ENTERING THE NANO-AGE
Kapusta expects nano-engineered sensors to have a major bearing on pipeline performance and control. These can be incorporated into a pipeline design to provide almost seamless information on pipeline condition. “The advantage of nanotechnology is that it gives us a quantitative change in monitoring capability,” Kapusta says. “We are seeing the possibility of acquiring a large number of nano-engineering monitoring points. The sensors are structured at a molecular level, and they are expected to be cheap and easy to deploy.”
Nano-sensors would dramatically increase the data available on pipeline condition, which could also be monitored by satellite to provide accurate and up-to-date reporting. Nano-sensors are not the only solution on this scale.
Kapusta points out that nano-technology can enhance traditional materials. “Many nano-materials have superior properties to traditional materials,” he says. “For example, if you add nano-materials to a rubber band, you can improve its strength but retain its flexibility. We are piloting these materials so we can nano-engineer pipeline materials that are stronger and thinner.”

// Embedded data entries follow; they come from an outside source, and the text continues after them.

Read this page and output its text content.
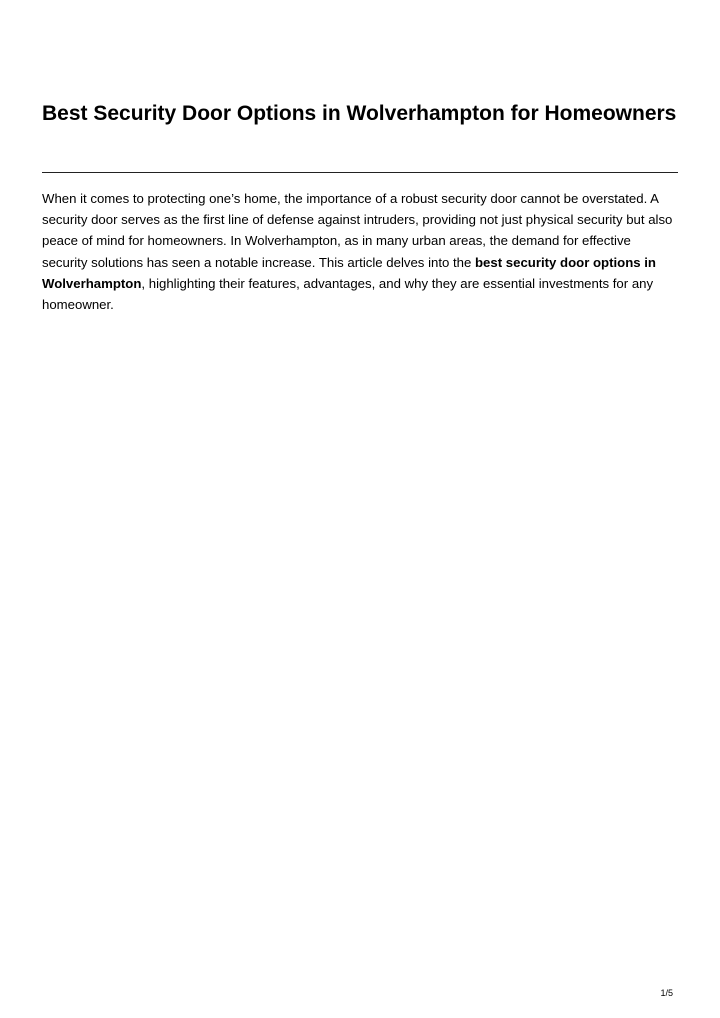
Best Security Door Options in Wolverhampton for Homeowners

When it comes to protecting one’s home, the importance of a robust security door cannot be overstated. A security door serves as the first line of defense against intruders, providing not just physical security but also peace of mind for homeowners. In Wolverhampton, as in many urban areas, the demand for effective security solutions has seen a notable increase. This article delves into the best security door options in Wolverhampton, highlighting their features, advantages, and why they are essential investments for any homeowner.

1/5
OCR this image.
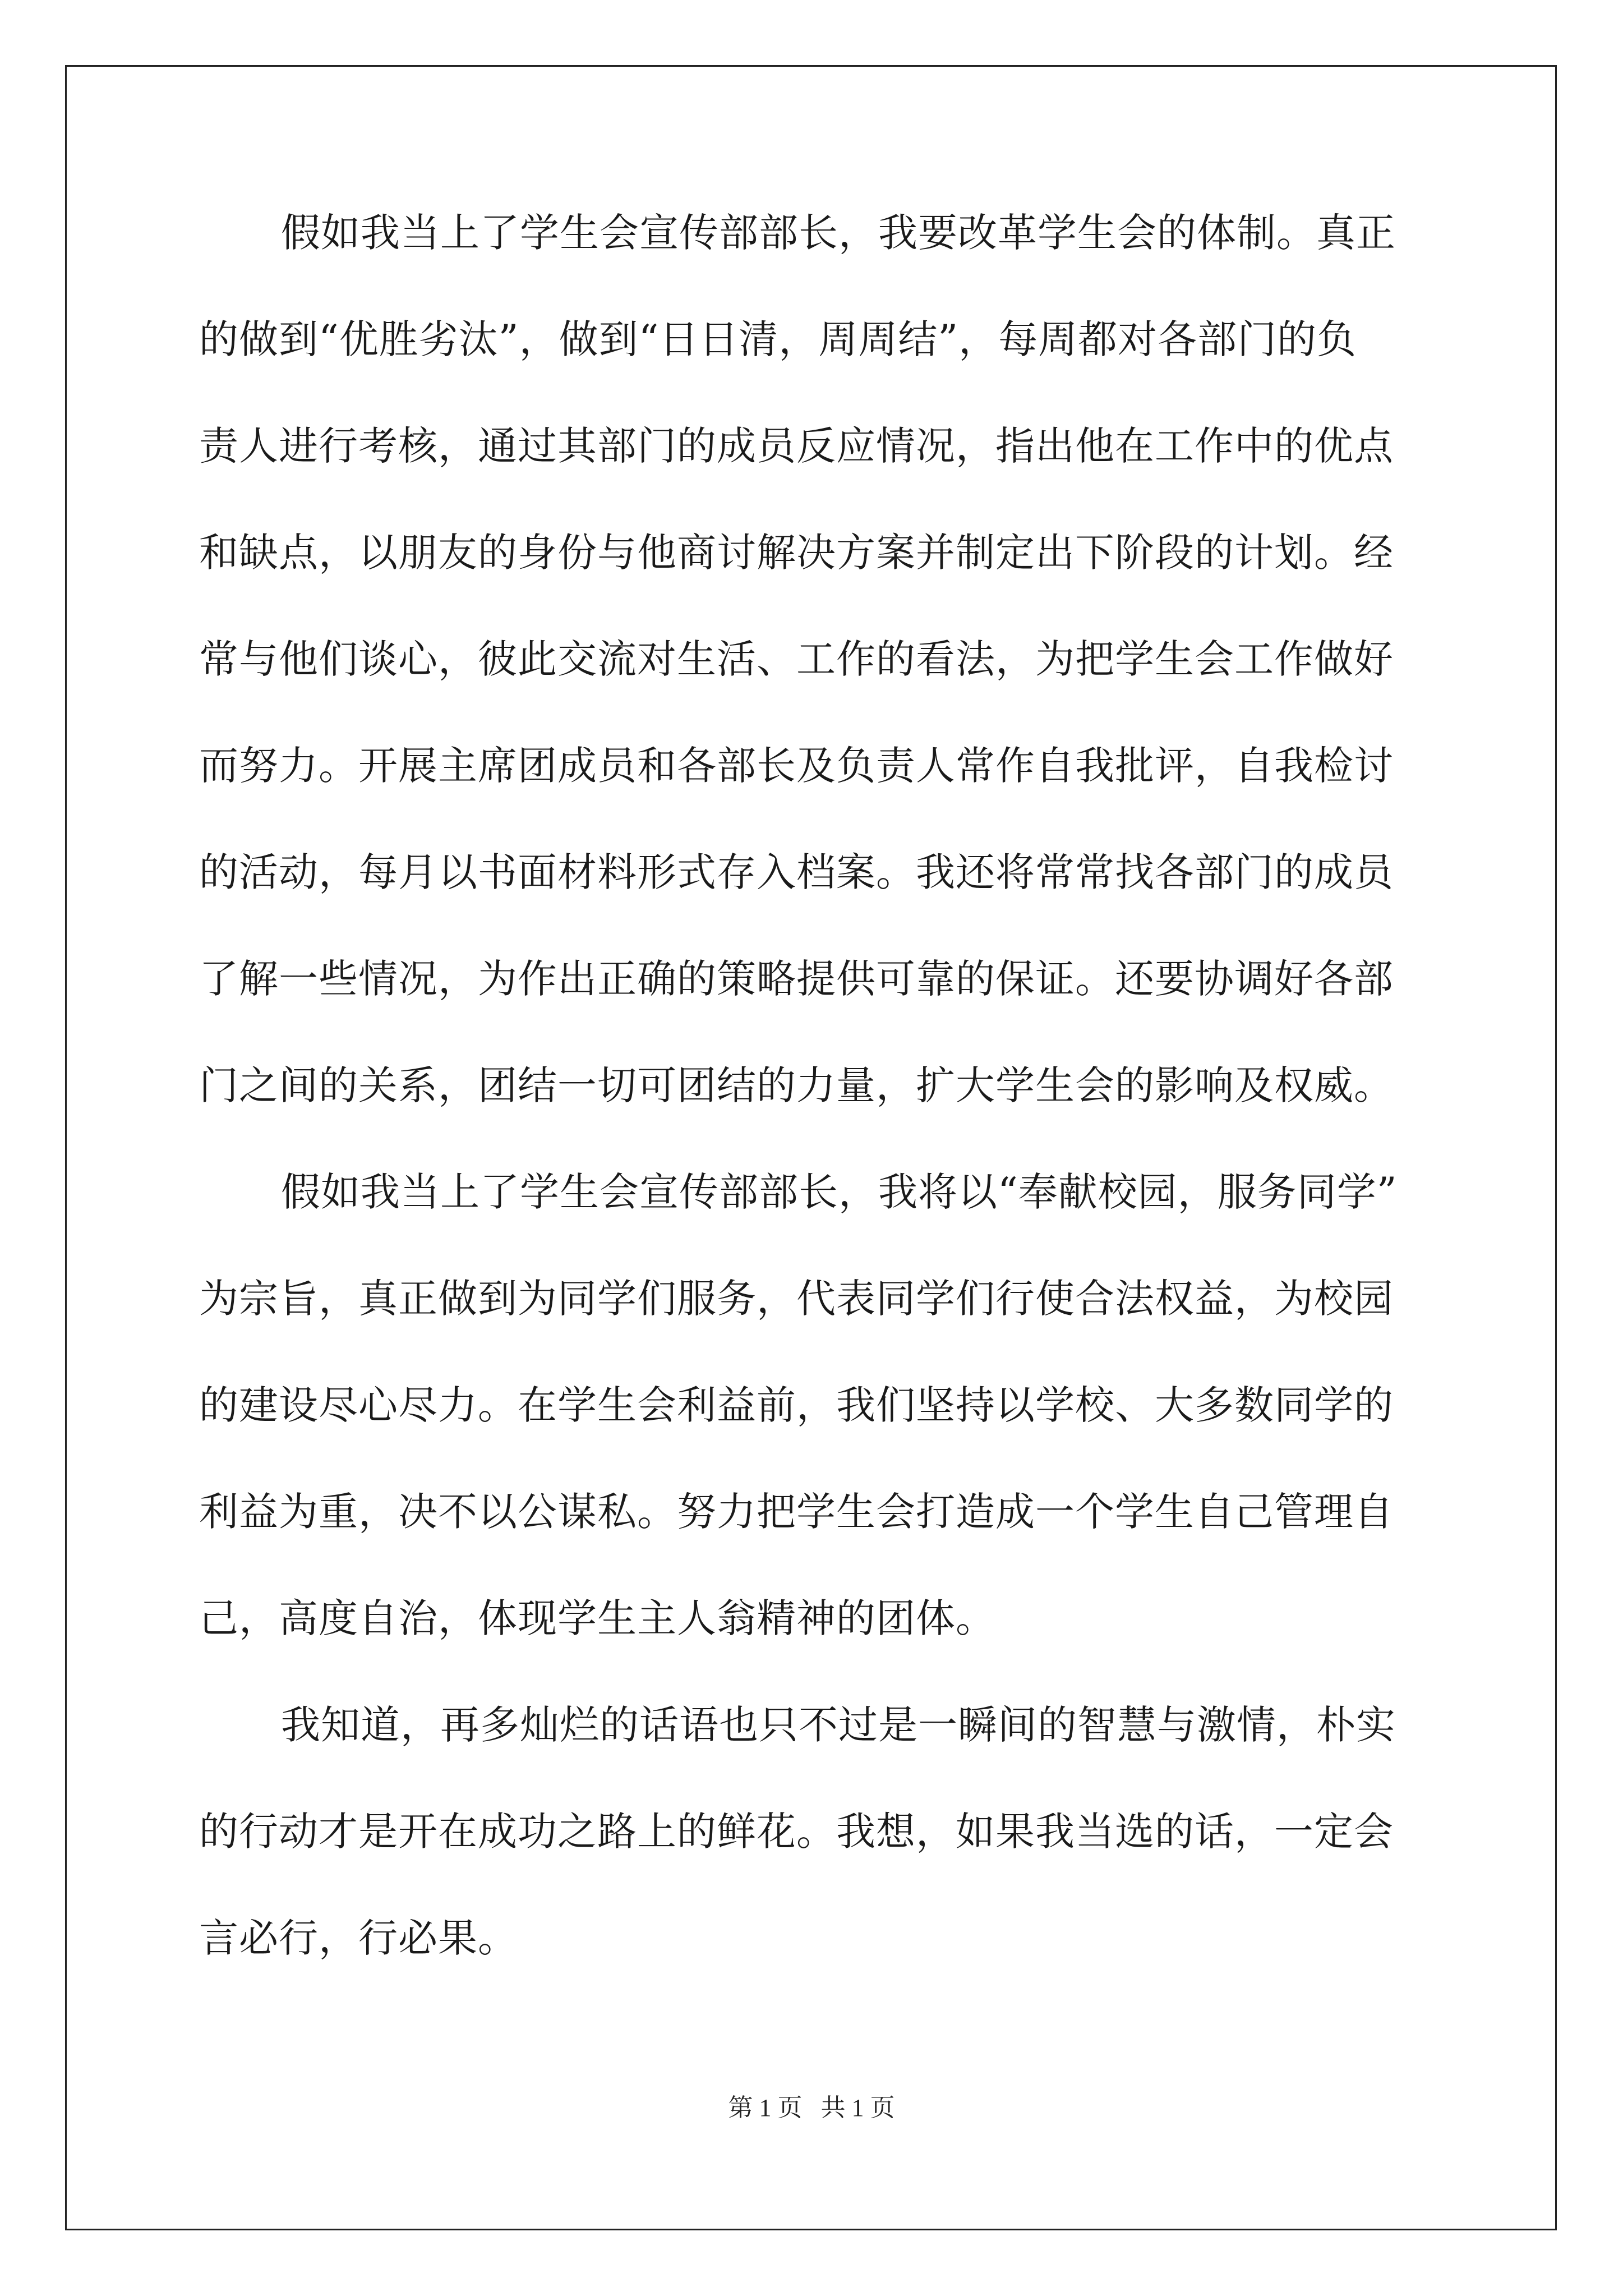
假如我当上了学生会宣传部部长，我要改革学生会的体制。真正
的做到“优胜劣汰”，做到“日日清，周周结”，每周都对各部门的负
责人进行考核，通过其部门的成员反应情况，指出他在工作中的优点
和缺点，以朋友的身份与他商讨解决方案并制定出下阶段的计划。经
常与他们谈心，彼此交流对生活、工作的看法，为把学生会工作做好
而努力。开展主席团成员和各部长及负责人常作自我批评，自我检讨
的活动，每月以书面材料形式存入档案。我还将常常找各部门的成员
了解一些情况，为作出正确的策略提供可靠的保证。还要协调好各部
门之间的关系，团结一切可团结的力量，扩大学生会的影响及权威。
假如我当上了学生会宣传部部长，我将以“奉献校园，服务同学”
为宗旨，真正做到为同学们服务，代表同学们行使合法权益，为校园
的建设尽心尽力。在学生会利益前，我们坚持以学校、大多数同学的
利益为重，决不以公谋私。努力把学生会打造成一个学生自己管理自
己，高度自治，体现学生主人翁精神的团体。
我知道，再多灿烂的话语也只不过是一瞬间的智慧与激情，朴实
的行动才是开在成功之路上的鲜花。我想，如果我当选的话，一定会
言必行，行必果。
第 1 页 共 1 页
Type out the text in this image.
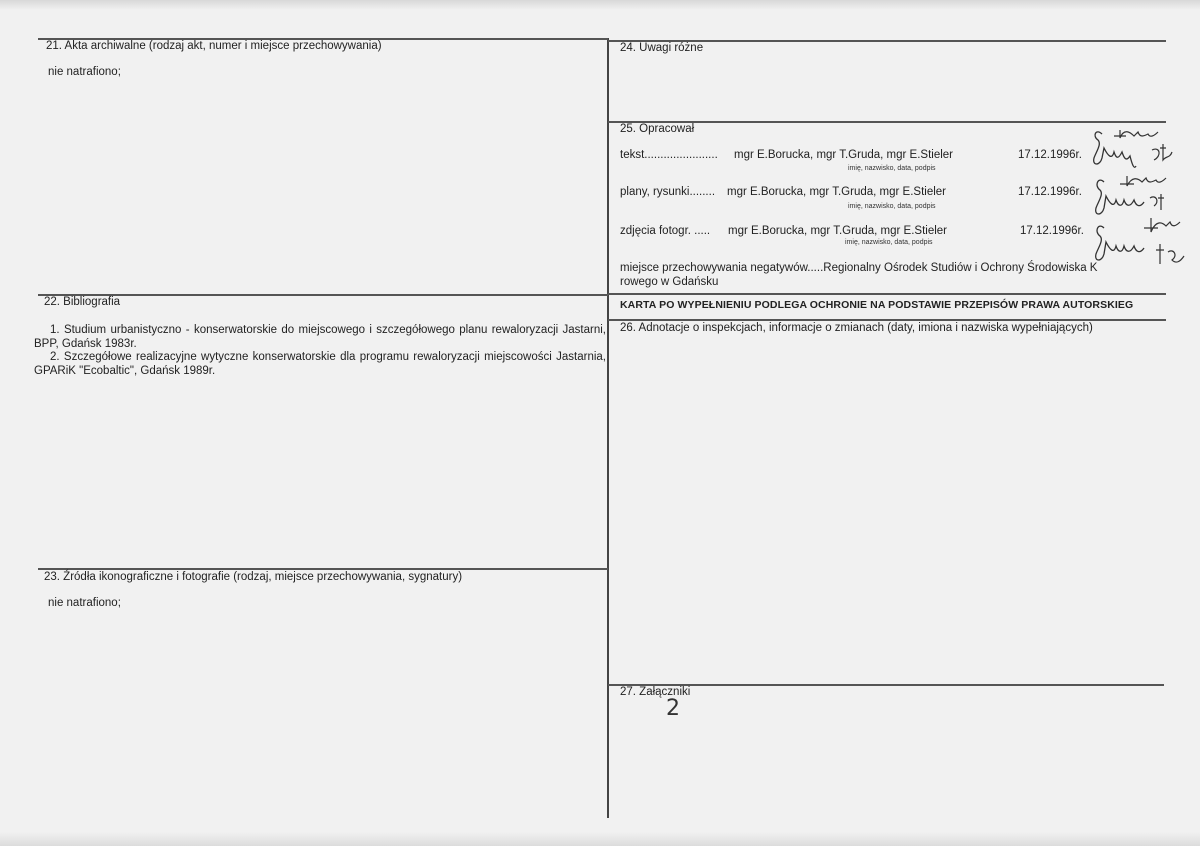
21. Akta archiwalne (rodzaj akt, numer i miejsce przechowywania)
nie natrafiono;
22. Bibliografia

1. Studium urbanistyczno - konserwatorskie do miejscowego i szczegółowego planu rewaloryzacji Jastarni, BPP, Gdańsk 1983r.

2. Szczegółowe realizacyjne wytyczne konserwatorskie dla programu rewaloryzacji miejscowości Jastarnia, GPARiK "Ecobaltic", Gdańsk 1989r.

23. Źródła ikonograficzne i fotografie (rodzaj, miejsce przechowywania, sygnatury)
nie natrafiono;
24. Uwagi różne
25. Opracował
tekst....................... mgr E.Borucka, mgr T.Gruda, mgr E.Stieler	17.12.1996r.
imię, nazwisko, data, podpis
plany, rysunki........ mgr E.Borucka, mgr T.Gruda, mgr E.Stieler	17.12.1996r.
imię, nazwisko, data, podpis
zdjęcia fotogr. ..... mgr E.Borucka, mgr T.Gruda, mgr E.Stieler	17.12.1996r.
imię, nazwisko, data, podpis
miejsce przechowywania negatywów.....Regionalny Ośrodek Studiów i Ochrony Środowiska K
rowego w Gdańsku
KARTA PO WYPEŁNIENIU PODLEGA OCHRONIE NA PODSTAWIE PRZEPISÓW PRAWA AUTORSKIEG
26. Adnotacje o inspekcjach, informacje o zmianach (daty, imiona i nazwiska wypełniających)
27. Załączniki
2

Surface modification is another option. Nano-engineered films can be applied to traditional materials to improve their performance and make the technology more cost-efficient.
IN THE PIPELINE
Of course, these advances in pipeline technology cannot take place in isolation. For Shell, they are part of the broader smart fields programme, which aims to apply real-time data technologies in the remote management and monitoring of production sites. “The smart pipeline is an extension of the Smart Fields programme. In some cases, the pipeline is the most expensive asset in a production operation. Remote monitoring is part of the project, which sends data to a central location for monitoring and control,” says Kapusta.